I climbed a mountain the other day. Well, not all the way to the top. But I went on a wonderful mountain hike, ascending more than 1500 feet, through lush meadows, past tumbling streams full of spring run-off, and tons of wildflowers in hues of purple, yellow, red, pink, white and blue. My neighbor, who has a cabin near Donner Pass in the Sierras, invited us at short notice to join her for a quick getaway. We arrived at noon and spent a leisurely afternoon pottering around near the cabin, but by the next morning I was ready to take off for a hike. Something you should know about me is that hiking in the mountains is just about my favorite thing in the whole world. Huffing and puffing my way up a mountain is how I find true joy, rejuvenate my spirit, and I always feel better about myself, about life, about just about anything.

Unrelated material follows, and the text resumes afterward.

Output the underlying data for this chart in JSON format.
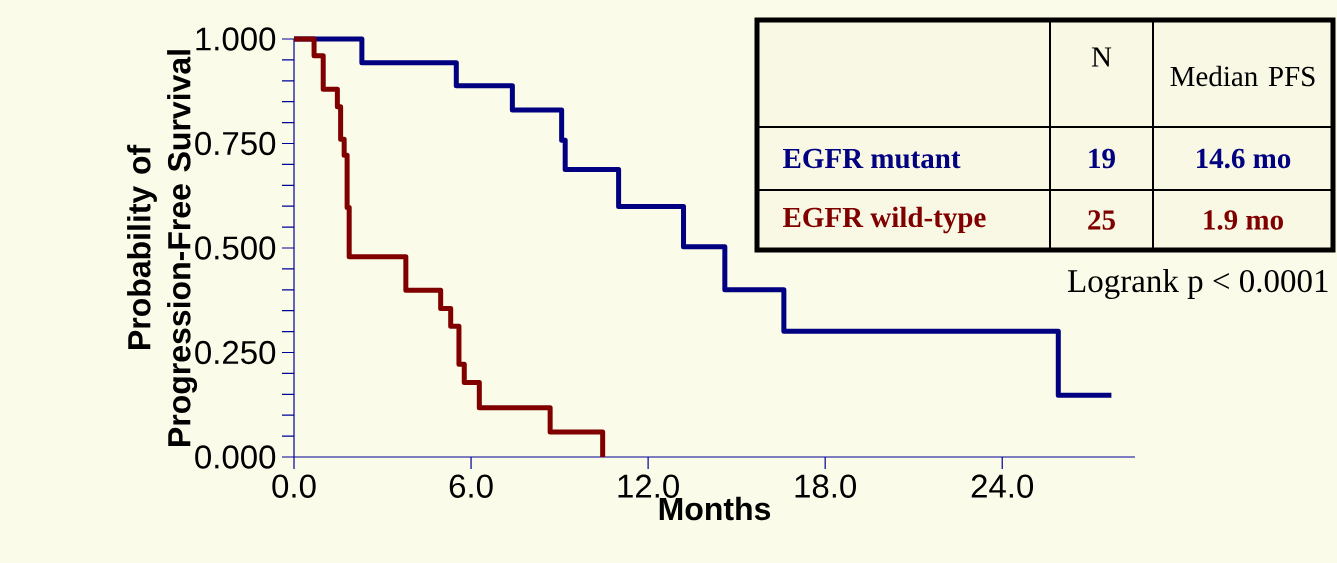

And huff and puff I sure did. Maybe because I was recovering from a lingering summer cold, or because we had come up from sea level only the day before, or maybe I’m just aging in ways I hate to acknowledge, but for whatever reason, I struggled to catch my breath at 8000 feet, which is unusual for me. We lost the trail a couple of times, when patches of snow and fallen trees obscured the path, and after we detoured around we got confused in the woods, and wandered off track. We were not in any danger, the weather was clear, and Annie was familiar with the terrain, so she knew the general direction of the route. But we ended up scrambling up a steep cliff to get to the outcrop of rocks at the overlook, our intended destination. But as Annie bounded ahead, I had to pause every few feet to steady my heartrate, catch my breath, or sit on a rock to ease the dizziness. I couldn’t tell exactly where we were headed, but I knew we had to go up. So, I plodded on as best I could, up and up, one step at a time.
I made it to the top, and it was glorious. Rock formations dotted the overlook down to an isolated mountain lake. I perched on a ledge next to a cluster of bright yellow flowers sprouting improbably from the dry dirt, munching my egg sandwich and admiring the wide panoramas There was smoke to the south from the fire near Yosemite, but luckily that did not directly affect us. The surrounding peaks were still covered with snow, after the abundant precipitation we thankfully received this year, after years of drought. And, most wondrous of all, dozens of Monarch butterflies fluttered around, dancing in the sunlight.
And I thought, not for the first time, how much climbing a mountain is a metaphor for writing. You plod ahead, not always able to see where the trail is taking you, sometimes getting to a point that turns out to be a ‘false summit’, getting side-tracked by detours and distractions, finding it perhaps much harder than you imagined, but you keep at it, putting one word down next to another, revising it of course again and again, retracing your steps sometimes to get back on the path—but then it magically comes together! And it’s glorious.
I try to remember this as I’m back at sea level, plodding away at Novel Number 2. One step in front of the other, one page at a time.